For detailed document, see GQE Kernel Design.
Parameters:
buf_in0 | input table buffer. |
buf_in1 | input table buffer. |
buf_in2 | input table buffer. |
buf_in3 | input table buffer. |
buf_in4 | input table buffer. |
buf_in5 | input table buffer. |
buf_in6 | input table buffer. |
buf_in7 | input table buffer. |
nrow | input row number. |
buf_out | output table buffer. |
buf_cfg | input configuration buffer. |
buf_result_info | output information buffer. |
ping_buf0 | gqeAggr’s temporal buffer for storing overflow. |
ping_buf1 | gqeAggr’s temporal buffer for storing overflow. |
ping_buf2 | gqeAggr’s temporal buffer for storing overflow. |
ping_buf3 | gqeAggr’s temporal buffer for storing overflow. |
pong_buf0 | gqeAggr’s temporal buffer for storing overflow. |
pong_buf1 | gqeAggr’s temporal buffer for storing overflow. |
pong_buf2 | gqeAggr’s temporal buffer for storing overflow. |
pong_buf3 | gqeAggr’s temporal buffer for storing overflow. |
gqeJoin¶
#include "xf_database/gqe_kernel_join_v2.hpp"
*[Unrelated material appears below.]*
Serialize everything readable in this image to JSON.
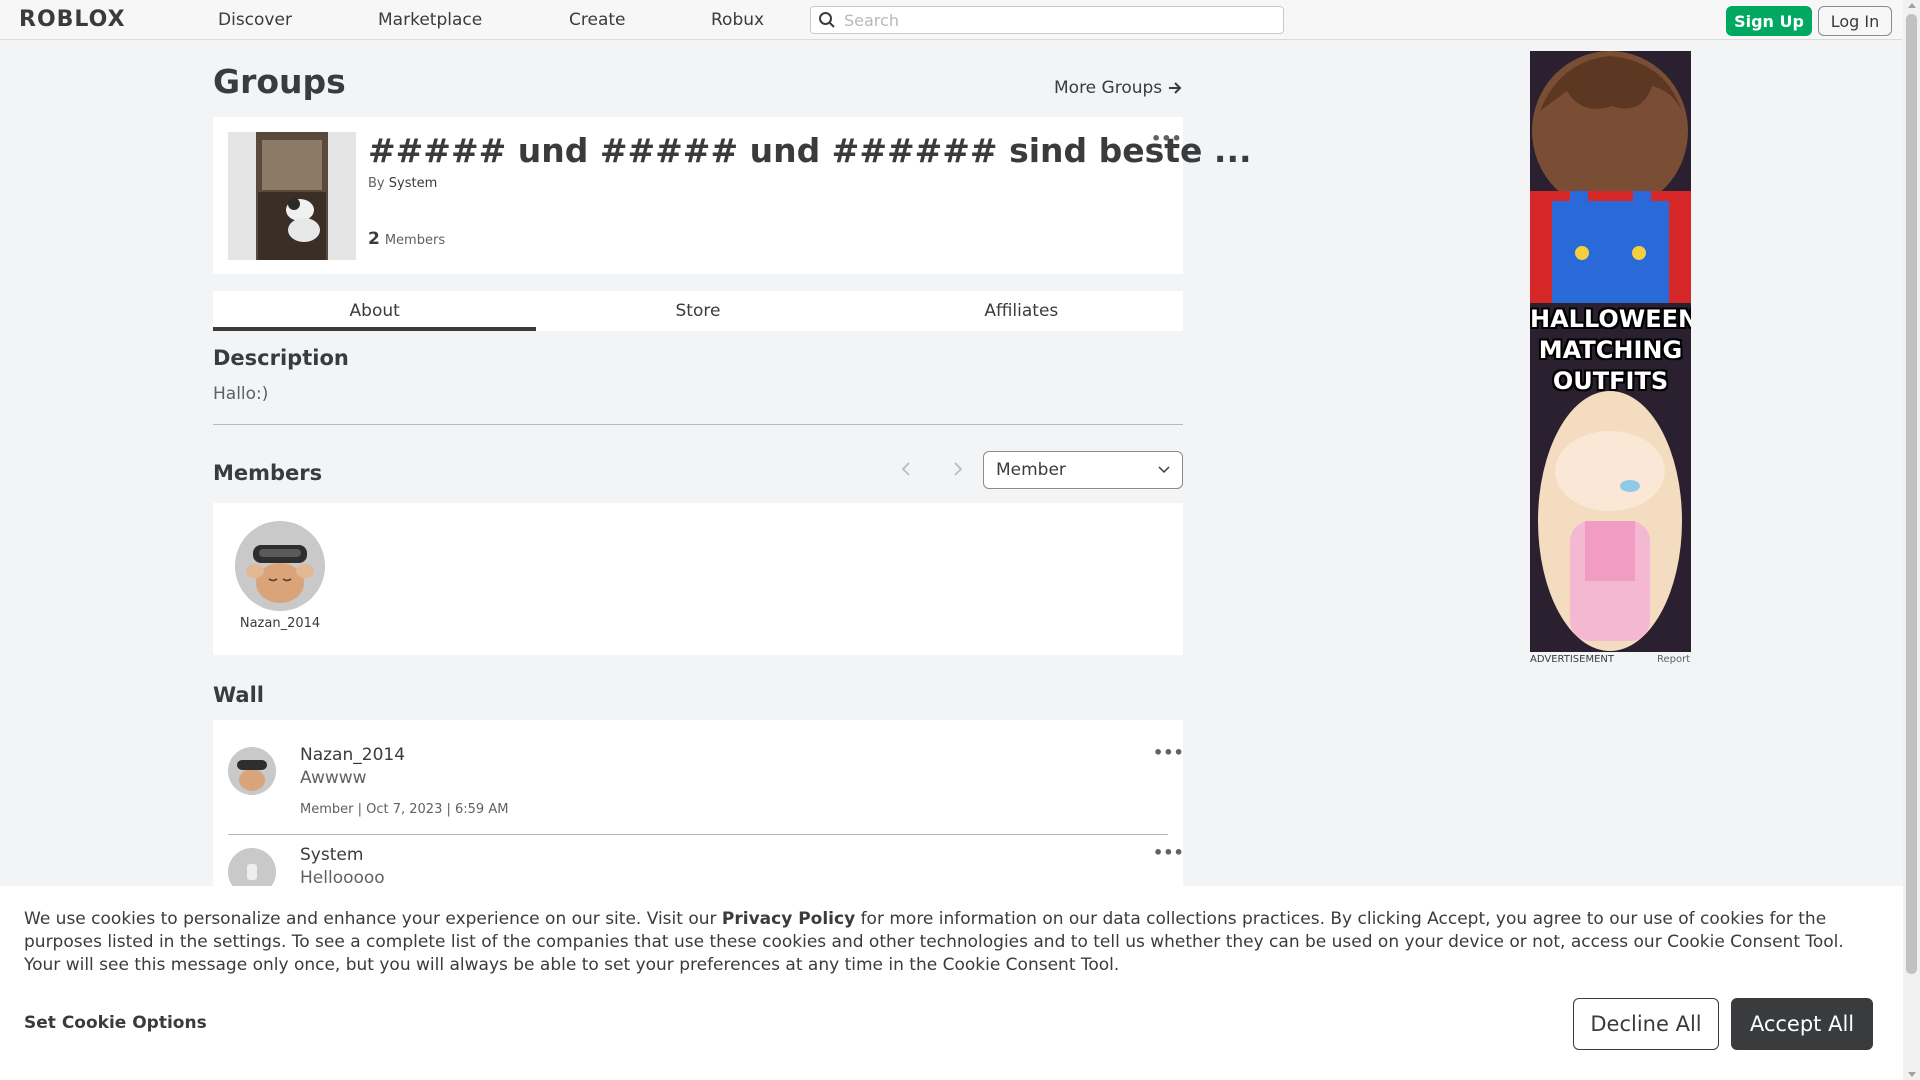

void gqeJoin ( ap_uint <8*TPCH_INT_SZ*8> buf_A1 [8000], ap_uint <8*TPCH_INT_SZ*8> buf_A2 [8000], ap_uint <8*TPCH_INT_SZ*8> buf_A3 [8000], ap_uint <8*TPCH_INT_SZ*8> buf_A4 [8000], ap_uint <8*TPCH_INT_SZ*8> buf_A5 [8000], ap_uint <8*TPCH_INT_SZ*8> buf_A6 [8000], ap_uint <8*TPCH_INT_SZ*8> buf_A7 [8000], ap_uint <8*TPCH_INT_SZ*8> buf_A8 [8000], size_t _build_probe_flag, ap_uint <512> tin_meta [24], ap_uint <512> tout_meta [24], ap_uint <8*TPCH_INT_SZ*VEC_LEN> buf_C1 [8000], ap_uint <8*TPCH_INT_SZ*VEC_LEN> buf_C2 [8000], ap_uint <8*TPCH_INT_SZ*VEC_LEN> buf_C3 [8000], ap_uint <8*TPCH_INT_SZ*VEC_LEN> buf_C4 [8000], ap_uint <8*TPCH_INT_SZ*VEC_LEN> buf_C5 [8000], ap_uint <8*TPCH_INT_SZ*VEC_LEN> buf_C6 [8000], ap_uint <8*TPCH_INT_SZ*VEC_LEN> buf_C7 [8000], ap_uint <8*TPCH_INT_SZ*VEC_LEN> buf_C8 [8000], ap_uint <8*TPCH_INT_SZ*VEC_LEN> buf_D [8000], ap_uint <8*TPCH_INT_SZ*8> htb_buf0 [8000], ap_uint <8*TPCH_INT_SZ*8> htb_buf1 [8000], ap_uint <8*TPCH_INT_SZ*8> htb_buf2 [8000], ap_uint <8*TPCH_INT_SZ*8> htb_buf3 [8000], ap_uint <8*TPCH_INT_SZ*8> htb_buf4 [8000], ap_uint <8*TPCH_INT_SZ*8> htb_buf5 [8000], ap_uint <8*TPCH_INT_SZ*8> htb_buf6 [8000], ap_uint <8*TPCH_INT_SZ*8> htb_buf7 [8000], ap_uint <8*TPCH_INT_SZ*8> stb_buf0 [8000], ap_uint <8*TPCH_INT_SZ*8> stb_buf1 [8000], ap_uint <8*TPCH_INT_SZ*8> stb_buf2 [8000], ap_uint <8*TPCH_INT_SZ*8> stb_buf3 [8000], ap_uint <8*TPCH_INT_SZ*8> stb_buf4 [8000], ap_uint <8*TPCH_INT_SZ*8> stb_buf5 [8000], ap_uint <8*TPCH_INT_SZ*8> stb_buf6 [8000], ap_uint <8*TPCH_INT_SZ*8> stb_buf7 [8000] )
GQE join kernel.
Parameters:
_build_probe_flag | kernel mode flag. |
buf_A | input table buffer |
buf_C | output table buffer |
htb_buf | hash table. |
stb_buf | overflow region of hash table. |
gqePart¶
#include "xf_database/gqe_kernel_part_v2.hpp"
void gqePart ( const int k_depth, const int col_index, const int bit_num, ap_uint <8*4*16> buf_A1 [], ap_uint <8*4*16> buf_A2 [], ap_uint <8*4*16> buf_A3 [], ap_uint <8*4*16> buf_A4 [], ap_uint <8*4*16> buf_A5 [], ap_uint <8*4*16> buf_A6 [], ap_uint <8*4*16> buf_A7 [], ap_uint <8*4*16> buf_A8 [], ap_uint <512> tin_meta [], ap_uint <512> tout_meta [], ap_uint <8*4*16> buf_B1 [], ap_uint <8*4*16> buf_B2 [], ap_uint <8*4*16> buf_B3 [], ap_uint <8*4*16> buf_B4 [], ap_uint <8*4*16> buf_B5 [], ap_uint <8*4*16> buf_B6 [], ap_uint <8*4*16> buf_B7 [], ap_uint <8*4*16> buf_B8 [], ap_uint <8*4*16> buf_D [] )
GQE partition kernel.
Parameters:
k_depth | depth of each hash bucket in URAM |
col_index | index of input column |
bit_num | number of defined partition, log2(number of partition) |
buf_A | input table buffer |
buf_B | output table buffer |
buf_D | configuration buffer |
Note
GQE has been tested on Alveo U280 card, and makes use of both HBM and DDR. While other cards like U250 and U200 are not supported out-of-box, porting and gaining acceleration is surely possible, with tailoring and tuning.